The Most Effective Muskie Bait

All fishers brag about the monster fish they are going to catch the next time they go out onto the lake, but when it comes to catching a muskie of any size, you need the right kind of muskie bait.

A muskie is a large freshwater game fish that can grow up to 5 feet long and weigh up to about 70 pounds. Muskies are caught most often in late summer or early fall and can be found in the lakes of the Great Lakes region of the United States. Fishers flock to this area. There are several types of muskie bait, including live ones and lures. These include crank baits, jerk baits, spinners and surface lures.

Live Bait/Jerk Bait

Muskies like to eat almost any type of fish or other creature that is smaller than they are, so you can use almost any bait fish. Carp or other similar fish are a good choice, but muskies will also eat other animals like frogs, toads or even a small mammal like a mouse. The bait is jerked around in the water so it looks like a wounded or injured animal, giving it the name "jerk bait." Artificial lures can also be used as jerk bait, and there are some designed to look like small fish.

Crank Bait Lures

Crank bait lures are thrown into the water and then cranked back in to attract the fish. In order to use one of them as muskie bait, you have to have the right design that will attract the fish. Some of the more successful versions are deep-diving ones shaped like bait fish with large hooks on each end. Some also include rattles on the inside to make them move in the water in a jerky fashion to look like an injured fish.
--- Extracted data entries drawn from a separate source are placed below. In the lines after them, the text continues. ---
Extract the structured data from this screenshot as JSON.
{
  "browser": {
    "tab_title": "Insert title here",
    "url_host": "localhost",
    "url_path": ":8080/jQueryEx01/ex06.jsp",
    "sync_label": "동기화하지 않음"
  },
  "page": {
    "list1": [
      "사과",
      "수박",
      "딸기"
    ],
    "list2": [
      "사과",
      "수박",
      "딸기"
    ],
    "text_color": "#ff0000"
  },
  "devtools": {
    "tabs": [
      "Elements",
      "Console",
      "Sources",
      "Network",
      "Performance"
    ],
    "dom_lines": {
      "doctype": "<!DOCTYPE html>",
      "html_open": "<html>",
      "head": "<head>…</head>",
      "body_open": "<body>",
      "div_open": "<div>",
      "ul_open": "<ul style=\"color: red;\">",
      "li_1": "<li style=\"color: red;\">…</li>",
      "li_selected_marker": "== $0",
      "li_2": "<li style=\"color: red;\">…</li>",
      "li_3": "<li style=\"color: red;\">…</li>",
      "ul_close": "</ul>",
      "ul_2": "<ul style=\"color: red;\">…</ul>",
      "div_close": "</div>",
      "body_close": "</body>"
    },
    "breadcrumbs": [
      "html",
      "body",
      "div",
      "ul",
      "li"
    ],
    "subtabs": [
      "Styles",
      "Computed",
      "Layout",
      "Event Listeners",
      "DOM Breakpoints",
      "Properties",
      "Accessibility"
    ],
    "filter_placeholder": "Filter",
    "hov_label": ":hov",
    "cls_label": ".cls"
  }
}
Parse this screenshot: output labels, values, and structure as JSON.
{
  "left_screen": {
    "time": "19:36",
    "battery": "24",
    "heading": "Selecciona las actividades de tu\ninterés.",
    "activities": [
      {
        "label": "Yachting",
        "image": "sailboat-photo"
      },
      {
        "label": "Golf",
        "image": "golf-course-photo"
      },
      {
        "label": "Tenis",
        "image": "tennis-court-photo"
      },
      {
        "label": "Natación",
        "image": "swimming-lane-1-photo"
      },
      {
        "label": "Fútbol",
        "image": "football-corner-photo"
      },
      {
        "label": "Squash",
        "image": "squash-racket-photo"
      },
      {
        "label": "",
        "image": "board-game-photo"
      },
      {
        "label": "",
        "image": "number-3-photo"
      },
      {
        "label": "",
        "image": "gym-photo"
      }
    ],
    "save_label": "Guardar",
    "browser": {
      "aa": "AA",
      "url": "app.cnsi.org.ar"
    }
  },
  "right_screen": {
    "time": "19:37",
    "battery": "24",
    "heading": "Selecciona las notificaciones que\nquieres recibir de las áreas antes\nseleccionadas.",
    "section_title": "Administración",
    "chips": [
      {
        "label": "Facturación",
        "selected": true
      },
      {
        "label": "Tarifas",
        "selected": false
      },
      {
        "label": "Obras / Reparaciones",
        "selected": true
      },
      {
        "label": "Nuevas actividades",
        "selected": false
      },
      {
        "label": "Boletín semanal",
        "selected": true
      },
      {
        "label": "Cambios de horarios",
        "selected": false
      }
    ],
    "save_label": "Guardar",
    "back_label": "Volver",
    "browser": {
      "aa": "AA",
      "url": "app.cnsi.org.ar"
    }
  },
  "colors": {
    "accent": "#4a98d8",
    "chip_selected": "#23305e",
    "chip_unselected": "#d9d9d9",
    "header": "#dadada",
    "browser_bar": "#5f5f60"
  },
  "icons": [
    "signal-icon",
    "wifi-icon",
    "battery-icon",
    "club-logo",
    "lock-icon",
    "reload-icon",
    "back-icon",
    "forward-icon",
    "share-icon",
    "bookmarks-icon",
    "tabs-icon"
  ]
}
They also come in different colors that blend into the water or mimic the local creatures the muskies like to eat.

Spinner Lures

Spinner lures are usually made of hair from animals such as deer, skunk or squirrel or of feathers from local birds. The hair or feathers are formed into a long, straight shape with a metal or plastic piece called a spinner in the front and a hook in the back. You can either buy a spinner lure from fishing retail stores or make one yourself. These types of lures will make the water pulse with action as you toss them into the water and pull them back. The success of this type of lure as muskie bait depends on the fisher's skill.

Top Water, or Surface, Lures

Top water, or surface, lures are meant to be run across the top of the water and look like something swimming near the surface. A good fisher will use this type of muskie bait by pulling it and making it bounce along to attract the fish. They are designed to look like prey and have at least two treble hooks in them to snare the muskie. The generic type of surface lures are also called toppers, and each is shaped like a long torpedo with hooks embedded in each side. These lures have been used by many muskie fishers in many different styles and shapes but aren’t as popular these days as some of the other types of muskie bait.